To many people who work outdoors and even those who don’t, winter can be a time of discomfort and coping with a number of different cold weather-induced conditions. One of the more common reasons clients contact us around this time of year revolves around the weather and its intensifying effects on their conditions. While many conditions seem more manageable during the warmer months, some conditions can make work unbearable when the thermometer drops. Today, I’m going to talk about weather-induced asthma and how to try to cope with this condition during cold weather.
When dealing with your cold-weather asthma attacks, the first goal is to pinpoint what triggers these attacks. There are four common causes of cold-weather asthma:
- Cold air: The main cause of weather-induced asthma is the most obvious, the cold air itself. As the cold air enters your lungs, it can restrict air passageways and cause asthma sufferers to go into an attack. We’ve heard many stories of clients who have these types of attacks and find that even their emergency inhalers do not provide much relief. There are a couple of different ways to minimize your exposure in this way. You can wear a scarf or other covering over your mouth and nose to warm the air you breath. Don’t exercise or perform other cardio-intensive activities outdoors, if you can avoid it. Finally, stay compliant with your medicine regimen and always make sure to keep your emergency inhaler within reach.
- Chimney smoke: Smoke is a common asthma trigger, and the use of fireplaces, even those around your neighborhood, exacerbates an already existing problem. There is no easy solution to this problem. You can avoid smoke in your house by using alternative heating methods and by avoiding being outside during times when the smoke is particularly bad.
- Illnesses and infections: Wintertime is a common time to get ill, and research has shown that a common trigger of asthma attacks can be viral. If you’re experiencing any illnesses that includes symptoms such as nasal congestion, runny nose, sneezing, swollen throat, wheezing, or painful coughing, you should immediately see a doctor to avoid the complication of an asthma attack. A good piece of advice is to get a flu shot at the beginning of the season to lessen your risk of contracting a more serious illness that will greatly increase the severity of any asthma attacks.

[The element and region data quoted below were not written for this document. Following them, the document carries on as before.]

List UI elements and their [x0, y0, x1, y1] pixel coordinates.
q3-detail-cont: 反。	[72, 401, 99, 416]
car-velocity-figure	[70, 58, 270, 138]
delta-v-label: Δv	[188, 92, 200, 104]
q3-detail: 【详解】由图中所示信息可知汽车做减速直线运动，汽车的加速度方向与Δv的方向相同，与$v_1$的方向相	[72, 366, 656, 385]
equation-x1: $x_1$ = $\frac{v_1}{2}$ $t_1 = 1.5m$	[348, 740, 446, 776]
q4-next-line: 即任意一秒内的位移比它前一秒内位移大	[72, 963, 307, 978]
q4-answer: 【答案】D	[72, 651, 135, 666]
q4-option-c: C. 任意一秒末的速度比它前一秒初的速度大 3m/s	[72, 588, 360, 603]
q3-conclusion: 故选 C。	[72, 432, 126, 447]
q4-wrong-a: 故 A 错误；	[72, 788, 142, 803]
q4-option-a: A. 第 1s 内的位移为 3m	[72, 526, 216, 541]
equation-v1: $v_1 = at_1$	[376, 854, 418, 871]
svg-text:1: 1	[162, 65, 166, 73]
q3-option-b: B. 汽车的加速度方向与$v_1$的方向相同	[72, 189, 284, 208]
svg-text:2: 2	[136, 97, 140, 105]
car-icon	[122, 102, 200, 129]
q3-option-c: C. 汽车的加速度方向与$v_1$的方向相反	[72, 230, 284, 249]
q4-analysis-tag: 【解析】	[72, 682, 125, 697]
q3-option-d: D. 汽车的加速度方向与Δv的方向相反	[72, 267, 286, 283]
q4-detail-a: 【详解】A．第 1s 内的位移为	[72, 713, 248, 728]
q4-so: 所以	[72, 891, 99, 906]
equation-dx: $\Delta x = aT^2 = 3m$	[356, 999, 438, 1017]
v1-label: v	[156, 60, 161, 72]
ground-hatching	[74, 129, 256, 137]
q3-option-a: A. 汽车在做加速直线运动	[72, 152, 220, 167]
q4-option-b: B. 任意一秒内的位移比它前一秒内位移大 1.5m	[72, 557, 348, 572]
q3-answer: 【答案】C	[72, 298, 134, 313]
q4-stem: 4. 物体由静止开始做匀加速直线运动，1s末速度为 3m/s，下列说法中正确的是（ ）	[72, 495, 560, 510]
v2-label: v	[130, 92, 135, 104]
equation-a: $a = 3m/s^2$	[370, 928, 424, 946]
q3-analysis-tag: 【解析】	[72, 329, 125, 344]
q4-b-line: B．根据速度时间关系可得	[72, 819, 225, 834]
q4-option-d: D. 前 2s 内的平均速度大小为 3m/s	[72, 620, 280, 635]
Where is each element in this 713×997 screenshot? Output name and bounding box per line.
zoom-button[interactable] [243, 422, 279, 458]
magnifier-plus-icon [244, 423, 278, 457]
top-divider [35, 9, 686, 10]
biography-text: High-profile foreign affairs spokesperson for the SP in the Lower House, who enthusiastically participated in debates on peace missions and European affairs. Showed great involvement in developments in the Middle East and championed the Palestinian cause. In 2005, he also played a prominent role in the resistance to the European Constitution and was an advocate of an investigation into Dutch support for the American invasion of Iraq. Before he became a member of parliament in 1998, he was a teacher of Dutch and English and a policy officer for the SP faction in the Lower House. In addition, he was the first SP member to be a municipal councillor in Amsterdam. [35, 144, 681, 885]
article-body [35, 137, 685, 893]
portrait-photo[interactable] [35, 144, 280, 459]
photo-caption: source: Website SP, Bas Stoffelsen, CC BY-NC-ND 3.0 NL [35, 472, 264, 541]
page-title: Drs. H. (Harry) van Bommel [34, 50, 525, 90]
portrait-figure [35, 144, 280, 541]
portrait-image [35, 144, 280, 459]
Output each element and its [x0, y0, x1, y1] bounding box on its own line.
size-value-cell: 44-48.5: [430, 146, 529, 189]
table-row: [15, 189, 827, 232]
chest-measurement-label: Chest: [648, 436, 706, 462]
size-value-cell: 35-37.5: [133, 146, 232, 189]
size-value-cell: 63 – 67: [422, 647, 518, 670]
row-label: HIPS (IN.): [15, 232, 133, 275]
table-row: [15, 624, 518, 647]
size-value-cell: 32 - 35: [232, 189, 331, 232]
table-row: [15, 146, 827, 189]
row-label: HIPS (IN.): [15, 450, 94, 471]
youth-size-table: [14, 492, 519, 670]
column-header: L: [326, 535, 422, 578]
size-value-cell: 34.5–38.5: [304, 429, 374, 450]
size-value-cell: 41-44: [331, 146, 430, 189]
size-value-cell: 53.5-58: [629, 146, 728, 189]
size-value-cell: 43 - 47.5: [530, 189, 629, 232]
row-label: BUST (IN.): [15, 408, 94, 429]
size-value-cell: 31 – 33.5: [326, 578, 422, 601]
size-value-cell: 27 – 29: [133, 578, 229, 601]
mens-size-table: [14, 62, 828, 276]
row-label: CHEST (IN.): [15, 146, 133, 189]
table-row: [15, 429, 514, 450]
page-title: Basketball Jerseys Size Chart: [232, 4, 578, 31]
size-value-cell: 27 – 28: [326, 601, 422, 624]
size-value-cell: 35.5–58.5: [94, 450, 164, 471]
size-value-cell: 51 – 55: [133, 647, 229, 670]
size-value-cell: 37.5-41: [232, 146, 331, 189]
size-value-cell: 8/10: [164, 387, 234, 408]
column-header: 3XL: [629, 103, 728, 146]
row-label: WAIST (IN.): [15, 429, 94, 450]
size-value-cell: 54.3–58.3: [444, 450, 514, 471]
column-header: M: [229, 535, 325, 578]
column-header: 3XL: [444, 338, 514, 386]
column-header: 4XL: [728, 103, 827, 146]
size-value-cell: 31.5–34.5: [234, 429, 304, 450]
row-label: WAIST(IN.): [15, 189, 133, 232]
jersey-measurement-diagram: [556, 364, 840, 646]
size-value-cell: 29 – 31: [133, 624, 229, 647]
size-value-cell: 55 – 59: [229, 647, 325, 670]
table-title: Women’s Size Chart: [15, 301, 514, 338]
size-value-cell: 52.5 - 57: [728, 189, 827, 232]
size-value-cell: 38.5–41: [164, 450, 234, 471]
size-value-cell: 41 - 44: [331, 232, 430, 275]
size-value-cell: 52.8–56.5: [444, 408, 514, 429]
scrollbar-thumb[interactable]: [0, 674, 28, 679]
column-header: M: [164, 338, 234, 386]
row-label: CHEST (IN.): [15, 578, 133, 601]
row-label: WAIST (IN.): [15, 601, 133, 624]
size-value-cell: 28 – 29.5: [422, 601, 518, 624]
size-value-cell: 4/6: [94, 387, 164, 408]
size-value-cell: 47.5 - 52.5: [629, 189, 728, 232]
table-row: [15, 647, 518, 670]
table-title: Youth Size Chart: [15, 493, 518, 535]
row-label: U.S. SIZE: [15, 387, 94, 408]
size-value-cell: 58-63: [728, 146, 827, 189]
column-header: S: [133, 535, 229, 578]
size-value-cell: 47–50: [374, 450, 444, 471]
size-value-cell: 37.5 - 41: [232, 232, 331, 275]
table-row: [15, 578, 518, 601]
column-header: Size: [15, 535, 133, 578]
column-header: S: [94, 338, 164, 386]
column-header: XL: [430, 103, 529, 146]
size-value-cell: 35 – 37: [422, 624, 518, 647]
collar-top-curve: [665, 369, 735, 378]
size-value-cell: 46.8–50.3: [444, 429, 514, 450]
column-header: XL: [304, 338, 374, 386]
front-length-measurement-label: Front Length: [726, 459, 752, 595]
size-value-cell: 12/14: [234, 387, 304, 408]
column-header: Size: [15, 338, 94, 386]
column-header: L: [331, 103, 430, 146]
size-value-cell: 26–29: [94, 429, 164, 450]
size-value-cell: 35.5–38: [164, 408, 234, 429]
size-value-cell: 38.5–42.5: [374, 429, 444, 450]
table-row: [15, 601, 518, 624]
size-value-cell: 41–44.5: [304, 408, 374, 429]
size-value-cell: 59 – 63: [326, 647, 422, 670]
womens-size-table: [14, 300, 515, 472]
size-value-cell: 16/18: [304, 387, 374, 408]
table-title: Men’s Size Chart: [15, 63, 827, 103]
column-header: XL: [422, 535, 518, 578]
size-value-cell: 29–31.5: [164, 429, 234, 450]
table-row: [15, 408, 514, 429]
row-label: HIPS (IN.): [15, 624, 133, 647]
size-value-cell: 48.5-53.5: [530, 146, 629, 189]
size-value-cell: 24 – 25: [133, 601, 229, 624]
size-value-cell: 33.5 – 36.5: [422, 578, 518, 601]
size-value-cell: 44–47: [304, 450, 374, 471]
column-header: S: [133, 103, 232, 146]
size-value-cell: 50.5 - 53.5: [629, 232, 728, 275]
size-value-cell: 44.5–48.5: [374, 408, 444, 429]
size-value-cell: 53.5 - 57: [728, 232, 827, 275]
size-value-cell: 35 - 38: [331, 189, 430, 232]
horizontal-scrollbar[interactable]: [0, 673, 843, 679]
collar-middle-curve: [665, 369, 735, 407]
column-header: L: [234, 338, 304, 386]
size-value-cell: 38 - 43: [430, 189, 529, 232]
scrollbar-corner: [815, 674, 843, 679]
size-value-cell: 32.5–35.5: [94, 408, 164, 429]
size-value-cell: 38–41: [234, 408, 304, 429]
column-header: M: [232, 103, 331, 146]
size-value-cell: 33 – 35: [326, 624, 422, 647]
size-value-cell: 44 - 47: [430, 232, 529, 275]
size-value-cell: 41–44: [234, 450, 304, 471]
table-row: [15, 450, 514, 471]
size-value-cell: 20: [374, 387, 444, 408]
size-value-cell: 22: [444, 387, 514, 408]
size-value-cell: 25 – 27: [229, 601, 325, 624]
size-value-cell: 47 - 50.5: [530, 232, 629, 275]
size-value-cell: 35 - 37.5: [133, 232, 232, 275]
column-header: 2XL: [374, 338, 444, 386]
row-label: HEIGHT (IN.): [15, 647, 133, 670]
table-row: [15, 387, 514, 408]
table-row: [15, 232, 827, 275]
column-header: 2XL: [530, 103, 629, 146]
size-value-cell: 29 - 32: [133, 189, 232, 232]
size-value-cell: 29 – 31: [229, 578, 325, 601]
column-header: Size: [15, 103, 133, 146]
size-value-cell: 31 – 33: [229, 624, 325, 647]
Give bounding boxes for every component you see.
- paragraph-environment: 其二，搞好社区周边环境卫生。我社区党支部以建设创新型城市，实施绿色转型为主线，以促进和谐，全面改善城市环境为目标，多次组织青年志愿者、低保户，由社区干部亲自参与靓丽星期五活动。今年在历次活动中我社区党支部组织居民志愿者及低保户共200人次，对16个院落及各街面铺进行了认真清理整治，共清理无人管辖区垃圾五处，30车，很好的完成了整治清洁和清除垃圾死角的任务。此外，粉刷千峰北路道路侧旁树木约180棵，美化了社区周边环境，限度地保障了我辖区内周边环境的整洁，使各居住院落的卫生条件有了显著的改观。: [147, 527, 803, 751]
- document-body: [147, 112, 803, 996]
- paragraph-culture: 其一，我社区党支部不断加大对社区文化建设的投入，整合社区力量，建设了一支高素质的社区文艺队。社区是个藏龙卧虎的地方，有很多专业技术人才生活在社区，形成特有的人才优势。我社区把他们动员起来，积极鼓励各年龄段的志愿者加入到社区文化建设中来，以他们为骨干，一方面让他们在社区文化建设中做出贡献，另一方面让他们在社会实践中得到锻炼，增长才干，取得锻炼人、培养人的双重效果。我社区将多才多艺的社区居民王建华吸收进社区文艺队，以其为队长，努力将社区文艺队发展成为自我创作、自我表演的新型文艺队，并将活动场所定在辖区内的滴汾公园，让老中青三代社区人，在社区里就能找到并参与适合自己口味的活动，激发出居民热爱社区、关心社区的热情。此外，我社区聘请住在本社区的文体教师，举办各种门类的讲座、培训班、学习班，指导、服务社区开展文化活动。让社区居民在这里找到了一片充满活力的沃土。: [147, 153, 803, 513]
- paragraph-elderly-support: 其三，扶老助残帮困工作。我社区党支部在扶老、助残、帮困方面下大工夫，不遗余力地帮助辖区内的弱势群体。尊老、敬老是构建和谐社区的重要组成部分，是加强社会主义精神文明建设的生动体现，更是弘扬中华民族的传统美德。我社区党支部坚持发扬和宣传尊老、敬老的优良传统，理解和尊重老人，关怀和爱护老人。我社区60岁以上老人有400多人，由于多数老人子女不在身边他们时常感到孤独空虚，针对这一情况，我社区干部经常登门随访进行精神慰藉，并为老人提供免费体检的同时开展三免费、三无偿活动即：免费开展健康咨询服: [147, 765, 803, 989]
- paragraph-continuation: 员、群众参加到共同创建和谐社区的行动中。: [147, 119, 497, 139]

- Indoor air quality: During the winter months, people tend to stay indoors more, especially if they’re sick. However, sufferers of asthma know all too well the problems that poor indoor air quality can cause. Lack of circulation, pollen from Christmas trees, dust from annual decorations, and more time spent indoors expose these individuals to allergens that can cause attacks and other discomfort. Allergens can include mold, mildew, pet dander, and dust mites. Luckily, there are ways to mitigate these allergens and lessen their effects. Make sure to regularly clean surfaces that may be harboring dust or mildew. Using a high-quality air filtration system can help reduce pollen and dust mites – as well as dusting.
Some people think of winter as a time when respiratory-based condition sufferers get a respite, but this is usually not the case. It’s important to be vigilant in your treatment and make sure your surroundings are set up for you to succeed and improve your condition on a daily basis. While there is no cure for weather-induced asthma, combining your physician’s treatment recommendations with the common sense tips above will help you get through the winter with fewer major incidents.